Üstad Hazretleri bu meseleyi şu şekilde izah ediyor:

"İ'lem eyyühe'l-aziz! Cenab-ı Hakkın verdiği nimetleri söyleyip ilân ve tahdis-i nimet etmek, bazan gurura ve kibre incirar eder. Tevazu kastıyla da o nimetleri ketmetmek iyi değildir. Binaenaleyh, ifrat ve tefritten kurtulmak için istikamet mizanına müracaat edilmeli. Şöyle ki:"

"Her bir nimetin iki veçhi vardır. Bir veçhi insana aittir ki, insanı tezyin eder, medar-ı lezzeti olur. Halk içinde temayüze sebep olur. Mucib-i fahr olur, sarhoş olur. Mâlik-i Hakikîyi unutur. En nihayet kibir ve gurur kuyusuna düşürtür."

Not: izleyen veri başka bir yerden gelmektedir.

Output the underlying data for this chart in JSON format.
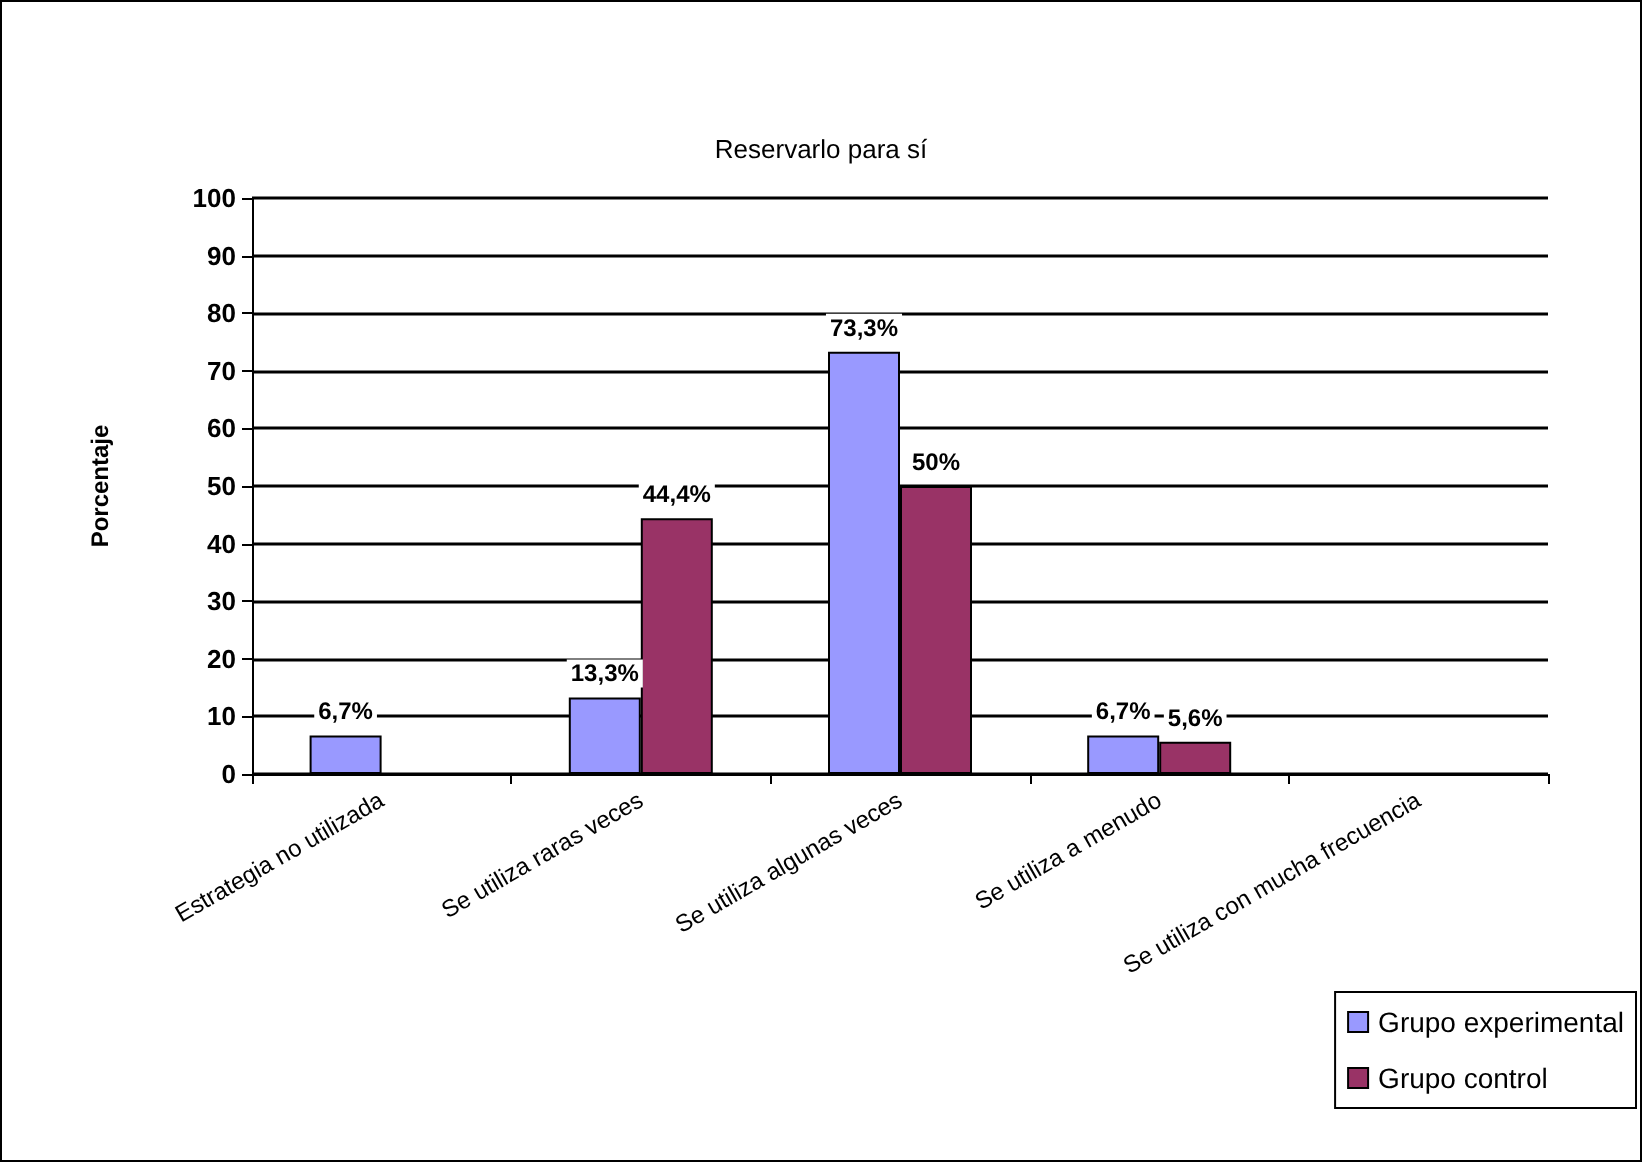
{
  "chart_data": {
    "type": "bar",
    "title": "Reservarlo para sí",
    "ylabel": "Porcentaje",
    "categories": [
      "Estrategia no utilizada",
      "Se utiliza raras veces",
      "Se utiliza algunas veces",
      "Se utiliza a menudo",
      "Se utiliza con mucha frecuencia"
    ],
    "series": [
      {
        "name": "Grupo experimental",
        "color": "#9999ff",
        "values": [
          6.7,
          13.3,
          73.3,
          6.7,
          null
        ],
        "value_labels": [
          "6,7%",
          "13,3%",
          "73,3%",
          "6,7%",
          null
        ]
      },
      {
        "name": "Grupo control",
        "color": "#993366",
        "values": [
          null,
          44.4,
          50,
          5.6,
          null
        ],
        "value_labels": [
          null,
          "44,4%",
          "50%",
          "5,6%",
          null
        ]
      }
    ],
    "ylim": [
      0,
      100
    ],
    "yticks": [
      0,
      10,
      20,
      30,
      40,
      50,
      60,
      70,
      80,
      90,
      100
    ],
    "grid": "y",
    "legend": "bottom right"
  }
}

"İkinci veçhi ise, in'am edene bakar ki, keremini izhar, derece-i rahmetini ilân, in'âmını ifşa, esmâsına şehadet eder. Binaenaleyh, tevazu, ancak birinci vecihte tevazu olabilir. Ve illâ küfranı tazammun etmiş olur. Tahdis-i nimet dahi, ikinci vecihle mânevî bir şükür olmakla memduh olur. Yoksa, kibir ve gururu tazammun ettiğinden mezmumdur."

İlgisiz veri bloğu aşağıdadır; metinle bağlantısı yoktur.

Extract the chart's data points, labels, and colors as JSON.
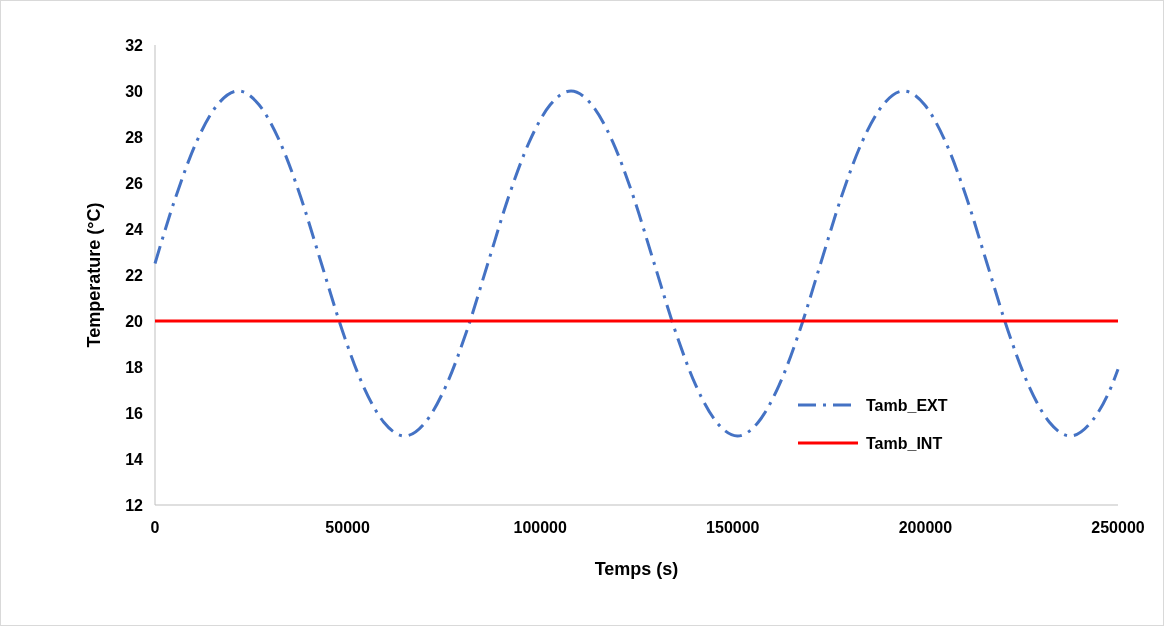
{
  "chart_data": {
    "type": "line",
    "xlabel": "Temps (s)",
    "ylabel": "Temperature (°C)",
    "xlim": [
      0,
      250000
    ],
    "xticks": [
      0,
      50000,
      100000,
      150000,
      200000,
      250000
    ],
    "ylim": [
      12,
      32
    ],
    "yticks": [
      12,
      14,
      16,
      18,
      20,
      22,
      24,
      26,
      28,
      30,
      32
    ],
    "grid": false,
    "legend": "bottom right",
    "marker": "none",
    "series": [
      {
        "name": "Tamb_EXT",
        "color": "#4472c4",
        "line_style": "dashed",
        "x": [
          0,
          5400,
          10800,
          16200,
          21600,
          27000,
          32400,
          37800,
          43200,
          48600,
          54000,
          59400,
          64800,
          70200,
          75600,
          81000,
          86400,
          91800,
          97200,
          102600,
          108000,
          113400,
          118800,
          124200,
          129600,
          135000,
          140400,
          145800,
          151200,
          156600,
          162000,
          167400,
          172800,
          178200,
          183600,
          189000,
          194400,
          199800,
          205200,
          210600,
          216000,
          221400,
          226800,
          232200,
          237600,
          243000,
          248400,
          250000
        ],
        "values": [
          22.5,
          25.4,
          27.8,
          29.4,
          30,
          29.4,
          27.8,
          25.4,
          22.5,
          19.6,
          17.2,
          15.6,
          15,
          15.6,
          17.2,
          19.6,
          22.5,
          25.4,
          27.8,
          29.4,
          30,
          29.4,
          27.8,
          25.4,
          22.5,
          19.6,
          17.2,
          15.6,
          15,
          15.6,
          17.2,
          19.6,
          22.5,
          25.4,
          27.8,
          29.4,
          30,
          29.4,
          27.8,
          25.4,
          22.5,
          19.6,
          17.2,
          15.6,
          15,
          15.6,
          17.2,
          17.9
        ]
      },
      {
        "name": "Tamb_INT",
        "color": "#ff0000",
        "line_style": "solid",
        "x": [
          0,
          250000
        ],
        "values": [
          20,
          20
        ]
      }
    ]
  }
}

"Tevazu ile tahdis-i nimet, şöylece bir içtimâları var: Bir adam hediye olarak bir palto birisine veriyor. Paltoyu giyen adama, başka bir adam 'Ne kadar güzel oldun.' dediğine karşı, 'Güzellik paltonundur.' dediği zaman, tevazuyla tahdis-i nimeti cem etmiş olur."(1)

"BİR İFADE-İ MERAM"

"Mâlum olsun ki, ben Risale-i Nur'un kıymetini ve ehemmiyetini beyan etmekle Kur'ân'ın hakikatlerini ve imanın rükünlerini ilân etmek ve zaaf-ı imana düşenleri onlara davet etmek ve onların kuvvetlerini ve hakkaniyetlerini göstermek istiyorum. Yoksa, -hâşâ- kendimi ve hiçbir cihetle beğenmediğim nefs-i emmâremi beğendirmek ve medhetmek değildir."

"Hem Risale-i Nur zâhiren benim eserim olmak haysiyetiyle senâ etmiyorum. Belki yalnız Kur'ân'ın bir tefsiri ve Kur'ân'dan mülhem bir tercüman-ı hakikîsi ve imanın hüccetleri ve dellâlı olmak haysiyetiyle meziyetlerini beyan ediyorum. Hattâ, bir kısım risaleleri ihtiyarım haricinde yazdığım gibi Risale-i Nur'un ehemmiyetini zikretmekte ihtiyarsız hükmündeyim."(2)

İnsana teveccüh eden her nimet, her makam ve her ihsan onun için bir imtihan vesilesidir. Cenab-ı Hak o güzellikleri onda sergilemiş ve ona lutfetmiştir. Şayet, insan bu güzelliklerle ve üstünlüklerle iftihar eder ve diğer insanlara yukardan bakarsa imtihanı kaybedecek; onları Allah’ın ihsanı bilip şükrederse kazanacaktır.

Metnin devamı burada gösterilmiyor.